December 4, 2008
Idea vs. Reality: effective equity compensation programs
This Tuesday, I had the privilege of attending the CEPI’s 5th Annual CEP Symposium at the Santa Clara University. NASPP’s own Robyn Shutak and Barbara Baksa both received 2008 Volunteer Excellence Awards, and Barbara had the exceptional honor of being a “Super-SME”(subject matter expert)! If you are a CEP already, don’t forget that the volunteer efforts by outstanding CEPs like Robyn and Barbara are an essential part of the CEP program. For more information on volunteering, visit the CEPI site for CEP designees at http://www.scu.edu/business/cepi/current_ceps.cfm. If you are still in the process of earning the CEP designation, there are some fantastic opportunities through the NASPP to gain the knowledge expertise you will need like the Stock Plan Fundamentals and the Restricted Stock Essentials.
The keynote address and general session of the CEP Symposium centered on an issue that most companies should be grappling with today: the idea vs. the reality of equity compensation programs. The keynote address delivered by author and professor Hersh Sefrin really highlighted for me not only how psychology dominates our markets, but also the success (or lack thereof) of our equity compensation programs. It ties closely with companies moving to performance-based compensation in an effort to tie principal (shareholder) interests with agent (executive) interests. One thing that stood out for me is the realization that people are more risk averse when they have the potential to lose a “sure gain”. In other words, once an executive has reached a point at which their equity compensation has significant value, they may be less likely to take productive risks with the direction of the company than they would be while they still want to see an increase in the value of their equity compensation. A real way to counter this is to balance out the carrot with the stick; to incorporate a potential for loss or penalty that will create incentive to continue to be innovative and engage in productive risk. For more information on performance-based equity compensation, check out the Performance Plans portal on our site.

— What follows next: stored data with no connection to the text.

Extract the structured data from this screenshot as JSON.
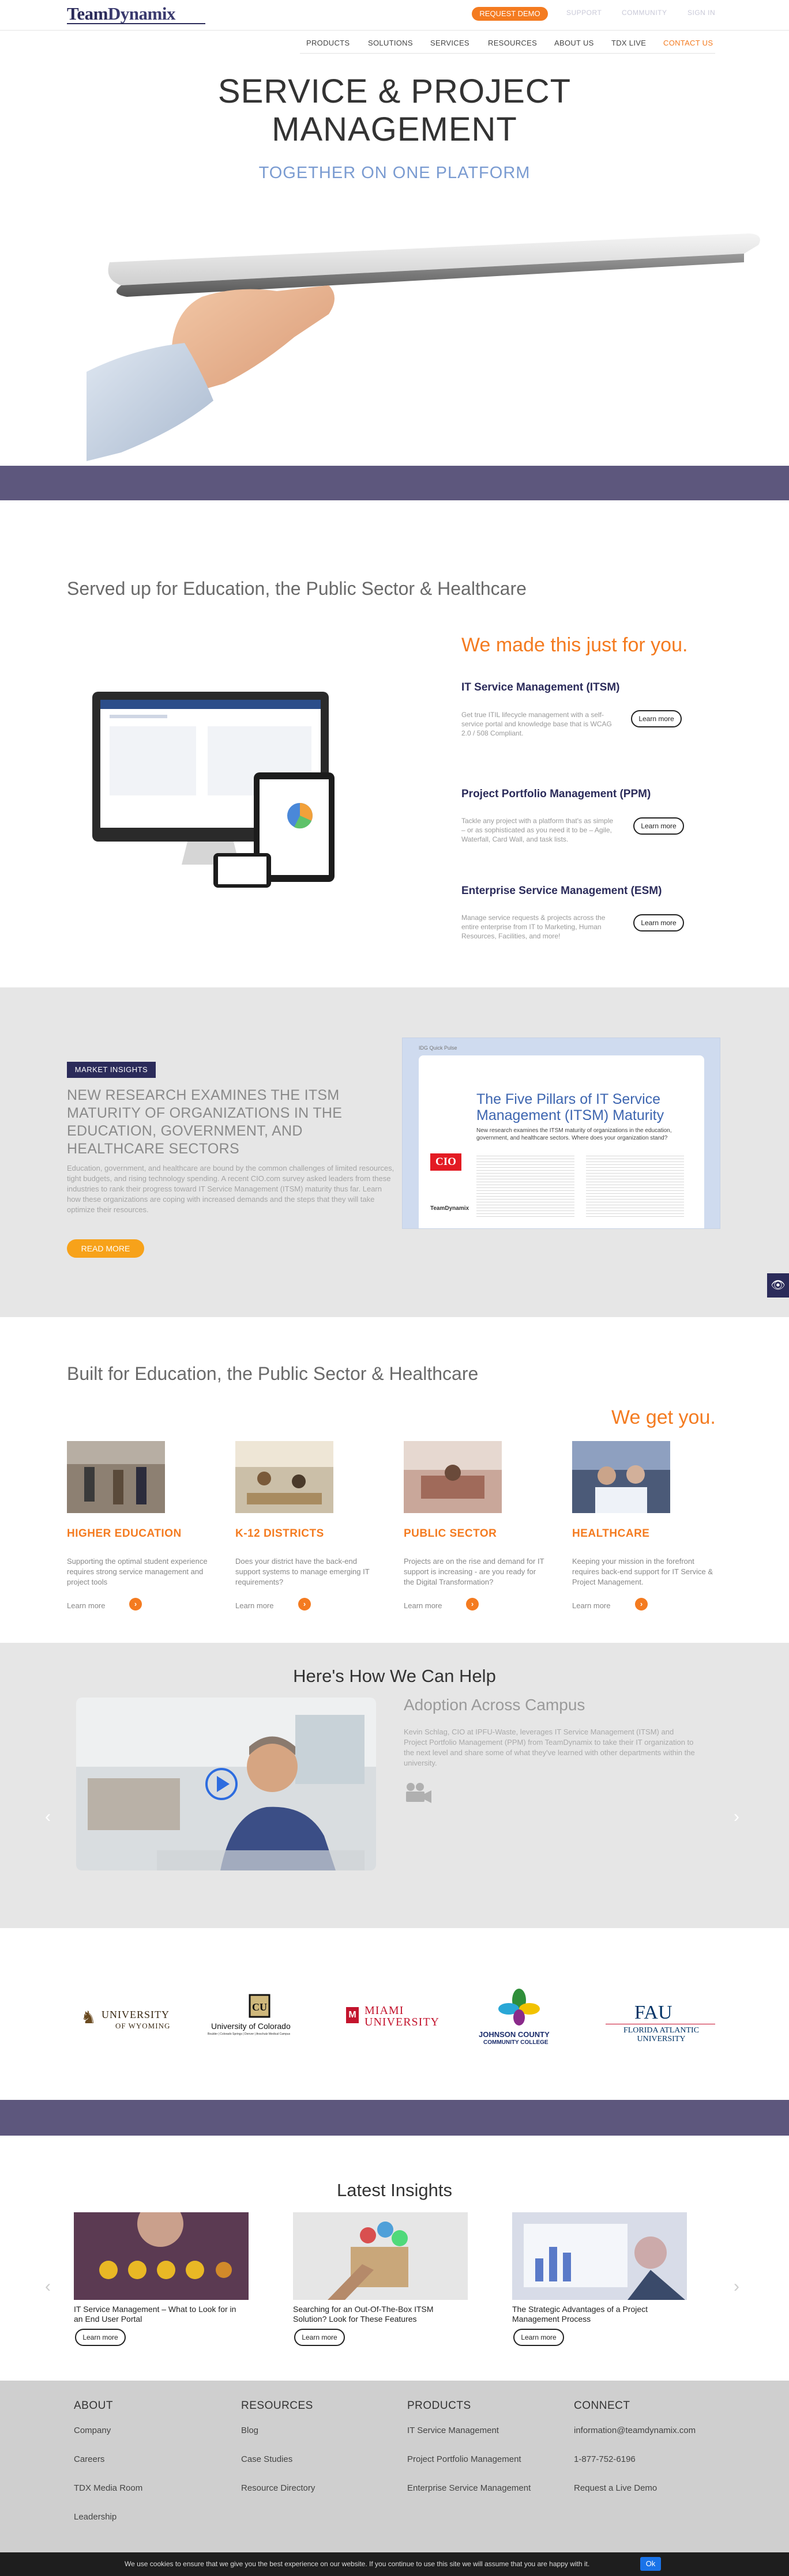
{
  "header": {
    "logo_team": "Team",
    "logo_dynamix": "Dynamix",
    "request_demo": "REQUEST DEMO",
    "util_links": [
      "SUPPORT",
      "COMMUNITY",
      "SIGN IN"
    ],
    "nav": [
      "PRODUCTS",
      "SOLUTIONS",
      "SERVICES",
      "RESOURCES",
      "ABOUT US",
      "TDX LIVE",
      "CONTACT US"
    ]
  },
  "hero": {
    "title_line1": "SERVICE & PROJECT",
    "title_line2": "MANAGEMENT",
    "subtitle": "TOGETHER ON ONE PLATFORM"
  },
  "served": {
    "title": "Served up for Education, the Public Sector & Healthcare",
    "made_title": "We made this just for you.",
    "services": [
      {
        "title": "IT Service Management (ITSM)",
        "desc": "Get true ITIL lifecycle management with a self-service portal and knowledge base that is WCAG 2.0 / 508 Compliant.",
        "button": "Learn more"
      },
      {
        "title": "Project Portfolio Management (PPM)",
        "desc": "Tackle any project with a platform that's as simple – or as sophisticated as you need it to be – Agile, Waterfall, Card Wall, and task lists.",
        "button": "Learn more"
      },
      {
        "title": "Enterprise Service Management (ESM)",
        "desc": "Manage service requests & projects across the entire enterprise from IT to Marketing, Human Resources, Facilities, and more!",
        "button": "Learn more"
      }
    ]
  },
  "market_insights": {
    "badge": "MARKET INSIGHTS",
    "title": "NEW RESEARCH EXAMINES THE ITSM MATURITY OF ORGANIZATIONS IN THE EDUCATION, GOVERNMENT, AND HEALTHCARE SECTORS",
    "body": "Education, government, and healthcare are bound by the common challenges of limited resources, tight budgets, and rising technology spending. A recent CIO.com survey asked leaders from these industries to rank their progress toward IT Service Management (ITSM) maturity thus far. Learn how these organizations are coping with increased demands and the steps that they will take optimize their resources.",
    "button": "READ MORE",
    "report": {
      "tag": "IDG Quick Pulse",
      "title": "The Five Pillars of IT Service Management (ITSM) Maturity",
      "subtitle": "New research examines the ITSM maturity of organizations in the education, government, and healthcare sectors. Where does your organization stand?",
      "cio": "CIO",
      "brand": "TeamDynamix"
    }
  },
  "built": {
    "title": "Built for Education, the Public Sector & Healthcare",
    "get_you": "We get you.",
    "segments": [
      {
        "title": "HIGHER EDUCATION",
        "desc": "Supporting the optimal student experience requires strong service management and project tools",
        "learn": "Learn more"
      },
      {
        "title": "K-12 DISTRICTS",
        "desc": "Does your district have the back-end support systems to manage emerging IT requirements?",
        "learn": "Learn more"
      },
      {
        "title": "PUBLIC SECTOR",
        "desc": "Projects are on the rise and demand for IT support is increasing - are you ready for the Digital Transformation?",
        "learn": "Learn more"
      },
      {
        "title": "HEALTHCARE",
        "desc": "Keeping your mission in the forefront requires back-end support for IT Service & Project Management.",
        "learn": "Learn more"
      }
    ]
  },
  "help": {
    "title": "Here's How We Can Help",
    "case_title": "Adoption Across Campus",
    "case_text": "Kevin Schlag, CIO at IPFU-Waste, leverages IT Service Management (ITSM) and Project Portfolio Management (PPM) from TeamDynamix to take their IT organization to the next level and share some of what they've learned with other departments within the university."
  },
  "logos": [
    {
      "line1": "UNIVERSITY",
      "line2": "OF WYOMING"
    },
    {
      "line1": "University of Colorado",
      "line2": "Boulder | Colorado Springs | Denver | Anschutz Medical Campus"
    },
    {
      "line1": "MIAMI",
      "line2": "UNIVERSITY"
    },
    {
      "line1": "JOHNSON COUNTY",
      "line2": "COMMUNITY COLLEGE"
    },
    {
      "line1": "FAU",
      "line2": "FLORIDA ATLANTIC UNIVERSITY"
    }
  ],
  "insights": {
    "title": "Latest Insights",
    "items": [
      {
        "text": "IT Service Management – What to Look for in an End User Portal",
        "button": "Learn more"
      },
      {
        "text": "Searching for an Out-Of-The-Box ITSM Solution? Look for These Features",
        "button": "Learn more"
      },
      {
        "text": "The Strategic Advantages of a Project Management Process",
        "button": "Learn more"
      }
    ]
  },
  "footer": {
    "columns": [
      {
        "head": "ABOUT",
        "links": [
          "Company",
          "Careers",
          "TDX Media Room",
          "Leadership"
        ]
      },
      {
        "head": "RESOURCES",
        "links": [
          "Blog",
          "Case Studies",
          "Resource Directory"
        ]
      },
      {
        "head": "PRODUCTS",
        "links": [
          "IT Service Management",
          "Project Portfolio Management",
          "Enterprise Service Management"
        ]
      },
      {
        "head": "CONNECT",
        "links": [
          "information@teamdynamix.com",
          "1-877-752-6196",
          "Request a Live Demo"
        ]
      }
    ]
  },
  "cookie": {
    "text": "We use cookies to ensure that we give you the best experience on our website. If you continue to use this site we will assume that you are happy with it.",
    "ok": "Ok"
  },
  "colors": {
    "orange": "#f47b20",
    "navy": "#2b2b5a",
    "purple_band": "#5d577d"
  }
}
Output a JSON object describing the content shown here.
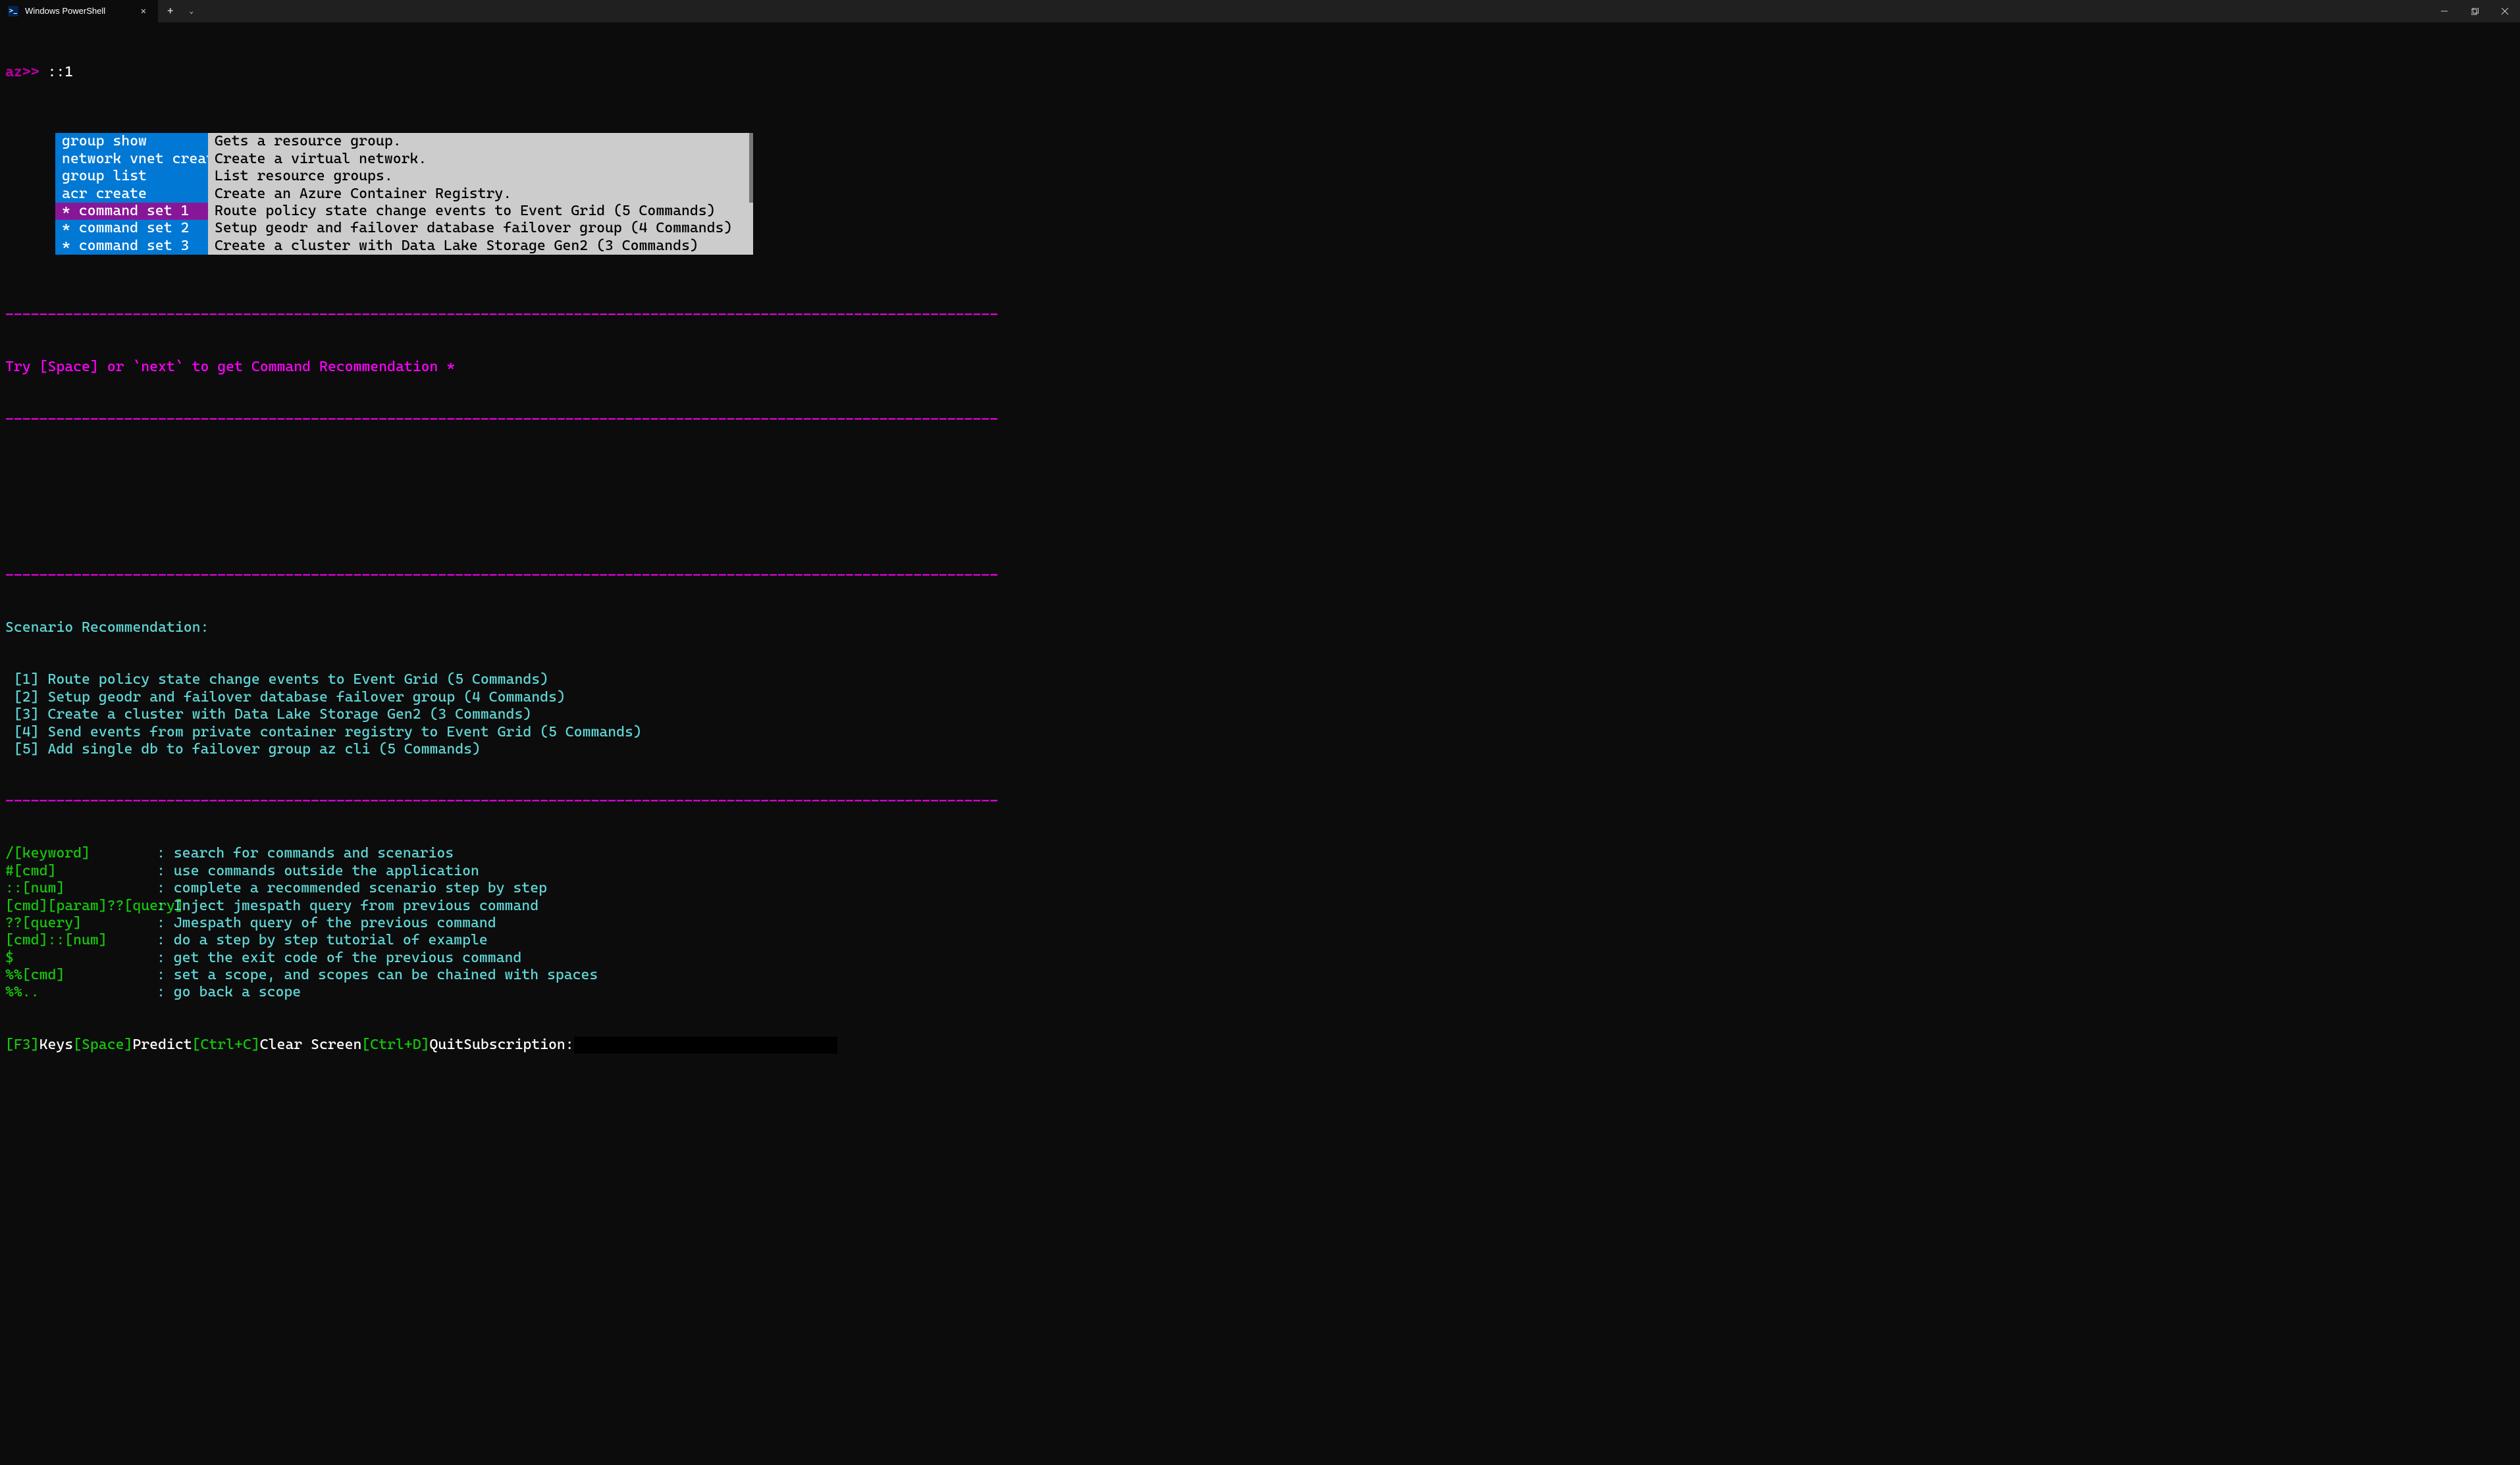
{
  "window": {
    "tab_title": "Windows PowerShell"
  },
  "prompt": {
    "label": "az>> ",
    "input": "::1"
  },
  "dropdown": {
    "rows": [
      {
        "cmd": "group show",
        "desc": "Gets a resource group.",
        "selected": false
      },
      {
        "cmd": "network vnet create",
        "desc": "Create a virtual network.",
        "selected": false
      },
      {
        "cmd": "group list",
        "desc": "List resource groups.",
        "selected": false
      },
      {
        "cmd": "acr create",
        "desc": "Create an Azure Container Registry.",
        "selected": false
      },
      {
        "cmd": "* command set 1",
        "desc": "Route policy state change events to Event Grid (5 Commands)",
        "selected": true
      },
      {
        "cmd": "* command set 2",
        "desc": "Setup geodr and failover database failover group (4 Commands)",
        "selected": false
      },
      {
        "cmd": "* command set 3",
        "desc": "Create a cluster with Data Lake Storage Gen2 (3 Commands)",
        "selected": false
      }
    ]
  },
  "hint": {
    "text": "Try [Space] or `next` to get Command Recommendation ",
    "star": "*"
  },
  "scenario": {
    "heading": "Scenario Recommendation:",
    "items": [
      " [1] Route policy state change events to Event Grid (5 Commands)",
      " [2] Setup geodr and failover database failover group (4 Commands)",
      " [3] Create a cluster with Data Lake Storage Gen2 (3 Commands)",
      " [4] Send events from private container registry to Event Grid (5 Commands)",
      " [5] Add single db to failover group az cli (5 Commands)"
    ]
  },
  "help": {
    "rows": [
      {
        "key": "/[keyword]",
        "desc": ": search for commands and scenarios"
      },
      {
        "key": "#[cmd]",
        "desc": ": use commands outside the application"
      },
      {
        "key": "::[num]",
        "desc": ": complete a recommended scenario step by step"
      },
      {
        "key": "[cmd][param]??[query]",
        "desc": ": Inject jmespath query from previous command"
      },
      {
        "key": "??[query]",
        "desc": ": Jmespath query of the previous command"
      },
      {
        "key": "[cmd]::[num]",
        "desc": ": do a step by step tutorial of example"
      },
      {
        "key": "$",
        "desc": ": get the exit code of the previous command"
      },
      {
        "key": "%%[cmd]",
        "desc": ": set a scope, and scopes can be chained with spaces"
      },
      {
        "key": "%%..",
        "desc": ": go back a scope"
      }
    ]
  },
  "statusbar": {
    "f3": "[F3]",
    "keys": "Keys",
    "space": "[Space]",
    "predict": "Predict",
    "ctrlc": "[Ctrl+C]",
    "clear": "Clear Screen",
    "ctrld": "[Ctrl+D]",
    "quit": "Quit",
    "sub_label": "Subscription:"
  },
  "dashes": "---------------------------------------------------------------------------------------------------------------------"
}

The general session, delivered by Sheila Lyons and Miriam Solomon of BNY Mellon, was on communicating the value of your equity compensation program. An essential part of communicating your program is to have a solid idea of what goal (or goals) your company is pursuing with equity compensation. It is important to make sure that the goal of the company is being met by the program. One common example of misalignment that I see is when the company would like to promote an ownership culture across the board as the main goal, but is not able to give grants that are sizable enough to be of any significance to the participant. Another issue to watch out for is conflicting goals within the program. If a company wants to use stock as a part of compensation and as a way to promote an ownership culture, then these two goals may conflict with each other and create difficulty when trying to communicate the value of the program to employees (will you compare it to salary/compensation or promote share retention?). I thought the best idea to come out of this session is that companies should probably be looking at stock plan communications from a marketing viewpoint to promote the value of the program to employees. This means identifying employee needs and promoting education around those needs. Some great ways to do this are to interview or survey employees to understand their experiences with the program, to work with managers so that they can talk with employees in a smaller setting, and to bring financial planning education into the mix through a 3rd party that does not represent the company. Don’t be afraid to get outside your comfort zone and employ some clever marketing when it comes to your equity compensation!